The truth is that the government cannot tax what it does not own. Here is an example:

My family income is $100,000 a year and I live in a $750,000 home. The town assesses the value of land and property and charges me say $10,000 a year. I built the house with my own funds and raised a $50,000 plot of land to a $750,000 ‘property’. The Commonwealth in the mean time feels it has a stake in my income bearing labor and comes looking for its $5,000 annually. The Federal government also senses a stake in my labor to the tune of $20,000 a year and, perforce, collects it.

One day my house burns down, and having replacement cost insurance, I negotiate to a $700,000 settlement. My wife and I decide to ‘go native’. We quit our jobs and build a ramshackle roof from the remaining timber and shingles; we build a makeshift fireplace and chimney, buy a few chickens and plant some vegetables. We sell our cars and invest in two healthy bicycles and few goats for milk. Our money we put into 7 different free checking accounts with no interest. We have about 30-50 yrs of life left and our nest egg will hold us quite nicely in this primitive mode. We buy a tent so that when the town keeps evicting us from our uninhabitable property we can vacate until they look the other way. And of course we apply to have the property reassessed.

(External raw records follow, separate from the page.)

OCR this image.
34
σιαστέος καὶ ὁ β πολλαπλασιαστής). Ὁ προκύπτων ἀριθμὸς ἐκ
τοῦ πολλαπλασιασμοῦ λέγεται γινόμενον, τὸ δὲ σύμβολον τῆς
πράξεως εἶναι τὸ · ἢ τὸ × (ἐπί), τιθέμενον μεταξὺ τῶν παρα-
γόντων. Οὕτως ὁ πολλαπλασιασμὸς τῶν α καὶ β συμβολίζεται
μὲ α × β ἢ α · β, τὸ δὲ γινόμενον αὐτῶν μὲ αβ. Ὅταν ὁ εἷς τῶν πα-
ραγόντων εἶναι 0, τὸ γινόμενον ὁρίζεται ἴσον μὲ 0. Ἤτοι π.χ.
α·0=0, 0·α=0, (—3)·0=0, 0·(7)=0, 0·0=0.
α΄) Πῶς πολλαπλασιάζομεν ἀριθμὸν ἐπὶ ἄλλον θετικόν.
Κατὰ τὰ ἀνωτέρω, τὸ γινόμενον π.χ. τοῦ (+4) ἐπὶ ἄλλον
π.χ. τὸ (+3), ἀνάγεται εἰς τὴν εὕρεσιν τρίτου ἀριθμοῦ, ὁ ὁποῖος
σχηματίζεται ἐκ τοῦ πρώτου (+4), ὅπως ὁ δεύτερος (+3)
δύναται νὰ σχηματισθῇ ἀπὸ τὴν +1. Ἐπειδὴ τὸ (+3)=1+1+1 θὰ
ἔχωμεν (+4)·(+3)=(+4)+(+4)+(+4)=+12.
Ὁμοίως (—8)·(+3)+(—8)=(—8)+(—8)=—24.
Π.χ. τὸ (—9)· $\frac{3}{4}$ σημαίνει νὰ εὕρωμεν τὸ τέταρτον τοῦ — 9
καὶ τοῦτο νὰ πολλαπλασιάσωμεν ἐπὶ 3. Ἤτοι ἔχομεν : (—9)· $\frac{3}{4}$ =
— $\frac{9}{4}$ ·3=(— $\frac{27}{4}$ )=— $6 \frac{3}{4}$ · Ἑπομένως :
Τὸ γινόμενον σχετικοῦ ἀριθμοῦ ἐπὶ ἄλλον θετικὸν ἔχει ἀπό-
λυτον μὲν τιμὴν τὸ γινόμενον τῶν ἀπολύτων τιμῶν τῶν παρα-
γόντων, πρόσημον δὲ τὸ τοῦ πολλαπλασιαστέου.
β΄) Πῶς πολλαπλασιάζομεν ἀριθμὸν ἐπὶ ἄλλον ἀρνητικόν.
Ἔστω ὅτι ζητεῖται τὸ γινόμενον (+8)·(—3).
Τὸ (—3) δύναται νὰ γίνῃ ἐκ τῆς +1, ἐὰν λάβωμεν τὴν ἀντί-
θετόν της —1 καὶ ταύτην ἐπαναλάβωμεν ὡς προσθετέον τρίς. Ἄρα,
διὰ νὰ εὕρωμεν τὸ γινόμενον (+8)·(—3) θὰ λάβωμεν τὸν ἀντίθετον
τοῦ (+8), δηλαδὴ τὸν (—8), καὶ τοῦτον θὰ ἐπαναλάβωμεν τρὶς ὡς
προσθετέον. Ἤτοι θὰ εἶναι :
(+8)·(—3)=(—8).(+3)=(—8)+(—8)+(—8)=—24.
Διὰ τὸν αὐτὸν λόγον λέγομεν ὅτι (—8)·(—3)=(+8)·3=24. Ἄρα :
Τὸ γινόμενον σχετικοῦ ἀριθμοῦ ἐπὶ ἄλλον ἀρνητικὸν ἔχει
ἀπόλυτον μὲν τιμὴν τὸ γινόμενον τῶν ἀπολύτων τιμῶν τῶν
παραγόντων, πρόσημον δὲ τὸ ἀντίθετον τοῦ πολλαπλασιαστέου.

Next year the town can only claim $800 of the $10,000 they used to collect. I have just proven the town did not own my ‘property’, only my land. It had no right to tax the fruits of my labor and, in MY choosing not rebuild, that truth became evident.

The Commonwealth and Fed, both with plenty of fat projects to fund, are disappointed that they cannot collect a dime from my new work status: unemployed. I have proven that the fruit of my labor again, belongs to me, and in choosing not to return to work, my wife and I have made that truth evident.

Can the town force me to rebuild so it can regain its lost revenue? probably unconstitutional, not that they wouldn’t try. Can the State and Federal governments force me back to work? Very unconstitutional; even though the hankering for slavery is alive and almost well in America, you probably couldn’t pull it off.

Government is force; but when it chooses to tax what it does not own, the force weakens. Tax what you don’t own and you tax what you do not control. Having no control, everyone hides, manipulates, redirects money away from your tax code until you are chasing shadows.

In my effort to disappear as a tax paying entity there was one thing I couldn’t escape. You have to live somewhere.

The town continued to tax the land. That is all it really owns.

Our nations are defined by their borders; their air-space and territorial waters are all hung on the land that we see on the globe. If I own a 10 Million dollar home and the government needs that land to extend a highway, they will have it by eminent domain.

What if all taxes, all that we need to run a nation, were derived solely from the land. Use of the land, or rent, was the only recourse for town, state and federal taxation. A factor could be derived to get what was needed. Land would be assessed the way it is now with the burden going to the better acreage. The right to ride the subway two stops to the heart of the finance district would have same premium it does today over a similar plot in an Iowa cornfield.

Why? Because you can’t hide land and it’s worth is self-evident. If I choose to convert a tenement to a palace, I am not punished. Although, more slowly, if enough tenements convert, the land will be taxed as more valuable. Conversely, if I put a pig farm in a suburb and a diminishing of the value of surrounding land can be proved, I pay the difference, or farm elsewhere.

How? Who best knows the land but the local community. Who more wants to tax as much as they can, but not so much that people leave. The town collects and the Fed and State take their share from the town. Fed and State fund a land court system that adjudicates contentions so that towns do not persecute individuals without recourse.

Your income is yours. The property you build is yours. The land is the nation.